The report said the proposal was a compromise between a Hamas offer to release five hostages in exchange for a 50-day truce and Israel’s demand for 11 living hostages.
However, an Israeli official told The Times of Israel newspaper that Jerusalem had not received any updated Egyptian proposal for a hostage release deal with Hamas.
The reported Egyptian proposal came as a Hamas delegation was set to arrive in Cairo for ceasefire discussions with mediators, according to Qatari-owned news outlet Al-Araby Al-Jadeed.
Speaking in the Oval Office, Prime Minister Netanyahu told reporters that Israel and the Trump administration were working on a new hostage deal.
“We’re working now on another deal that we hope will succeed, and we’re committed to getting all the hostages out,” Mr Netanyahu said.
Mr Trump for his part said: “We are trying very hard to get the hostages out.

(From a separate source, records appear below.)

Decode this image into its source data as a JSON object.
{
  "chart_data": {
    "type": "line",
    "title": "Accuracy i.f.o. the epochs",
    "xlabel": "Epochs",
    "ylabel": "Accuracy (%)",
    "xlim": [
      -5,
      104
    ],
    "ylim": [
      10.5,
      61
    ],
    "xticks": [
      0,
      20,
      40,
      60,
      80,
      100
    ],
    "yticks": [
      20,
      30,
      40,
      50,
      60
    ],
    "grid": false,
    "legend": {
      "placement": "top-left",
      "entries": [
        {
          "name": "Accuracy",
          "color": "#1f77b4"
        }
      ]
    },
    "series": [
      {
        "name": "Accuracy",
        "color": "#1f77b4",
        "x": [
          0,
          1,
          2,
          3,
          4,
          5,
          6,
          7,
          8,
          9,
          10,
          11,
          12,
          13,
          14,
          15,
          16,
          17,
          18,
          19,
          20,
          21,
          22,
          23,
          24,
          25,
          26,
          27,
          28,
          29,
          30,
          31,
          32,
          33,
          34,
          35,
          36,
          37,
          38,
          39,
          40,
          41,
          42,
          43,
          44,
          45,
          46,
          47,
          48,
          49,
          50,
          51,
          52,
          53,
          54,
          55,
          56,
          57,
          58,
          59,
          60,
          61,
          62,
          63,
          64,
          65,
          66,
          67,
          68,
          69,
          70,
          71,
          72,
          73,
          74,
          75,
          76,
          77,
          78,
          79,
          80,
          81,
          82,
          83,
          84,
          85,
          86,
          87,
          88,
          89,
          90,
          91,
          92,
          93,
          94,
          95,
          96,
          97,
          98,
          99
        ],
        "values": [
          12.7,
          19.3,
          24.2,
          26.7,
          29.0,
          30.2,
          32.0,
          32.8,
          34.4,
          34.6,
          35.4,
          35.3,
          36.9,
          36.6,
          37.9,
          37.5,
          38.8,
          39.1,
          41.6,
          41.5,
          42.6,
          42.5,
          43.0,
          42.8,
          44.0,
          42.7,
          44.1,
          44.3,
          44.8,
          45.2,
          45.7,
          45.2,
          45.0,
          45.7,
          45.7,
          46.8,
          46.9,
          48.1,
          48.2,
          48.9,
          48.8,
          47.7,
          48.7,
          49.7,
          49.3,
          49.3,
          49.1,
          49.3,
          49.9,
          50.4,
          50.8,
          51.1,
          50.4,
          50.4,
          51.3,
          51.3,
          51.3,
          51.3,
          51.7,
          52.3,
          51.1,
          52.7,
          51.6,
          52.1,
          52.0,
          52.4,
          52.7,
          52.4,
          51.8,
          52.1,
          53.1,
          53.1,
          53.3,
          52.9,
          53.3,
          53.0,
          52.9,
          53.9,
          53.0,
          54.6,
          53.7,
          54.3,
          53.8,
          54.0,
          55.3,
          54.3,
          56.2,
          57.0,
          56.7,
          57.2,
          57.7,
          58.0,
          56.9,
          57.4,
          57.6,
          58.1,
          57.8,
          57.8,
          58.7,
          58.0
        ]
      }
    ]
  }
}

We’re looking at another ceasefire, we’ll see what happens.”
Mr Netanyahu added that “the hostages are in agony, and we want to get them all out.”
The Israeli leader, seated next to Mr Trump, highlighted an earlier hostage release agreement negotiated in part by Mr Trump’s regional envoy Steve Witkoff that “got 25 out”.
Mr Netanyahu’s Washington visit follows the collapse of Israel’s six-week truce with Hamas, whose militants launched an unprecedented attack on Israel on October 7, 2023, that triggered the Israeli invasion of Gaza.
The fragile ceasefire ended with Israel’s resumption of air strikes on Gaza on March 18.
The recent truce had allowed the return of 33 Israeli hostages, eight of whom were dead, in exchange for the release of some 1800 Palestinians held in Israeli jails.
The prime minister and his government maintain - against the advice of most hostage families - that increased military pressure is the only way to force Hamas to return the remaining hostages, dead or alive.
Of the 251 hostages abducted during Hamas’s October 7 attack, 58 remain in captivity in Gaza, including 34 who the Israeli military says are dead.
On another issue, after staying silent of late on his much-criticised idea of the US taking over Gaza and displacing its two million people, Mr Trump plugged it again on Tuesday.
“I think it’s an incredible piece of important real estate, and I think it’s something that we would be involved in,” Mr Trump said.
Trump has repeatedly spoken of Gaza, which the Palestinians want as part of a future state of their own, as a business opportunity for America, saying Gaza could be transformed into the “Riviera of the Middle East.”
Arab nations have rejected this proposal vehemently, including Egypt and Jordan, where Mr Trump has suggested the Palestinians of Gaza be sent to live.
“But you know, having a peace force like the United States there, controlling and owning the Gaza Strip would be a good thing, because right now ... all I hear about is killing and Hamas and problems,” Mr Trump said.
He added: “And if you take the people, the Palestinians, and move them around to different countries, and you have plenty of countries that will do that, and you really have a freedom, a freedom zone.”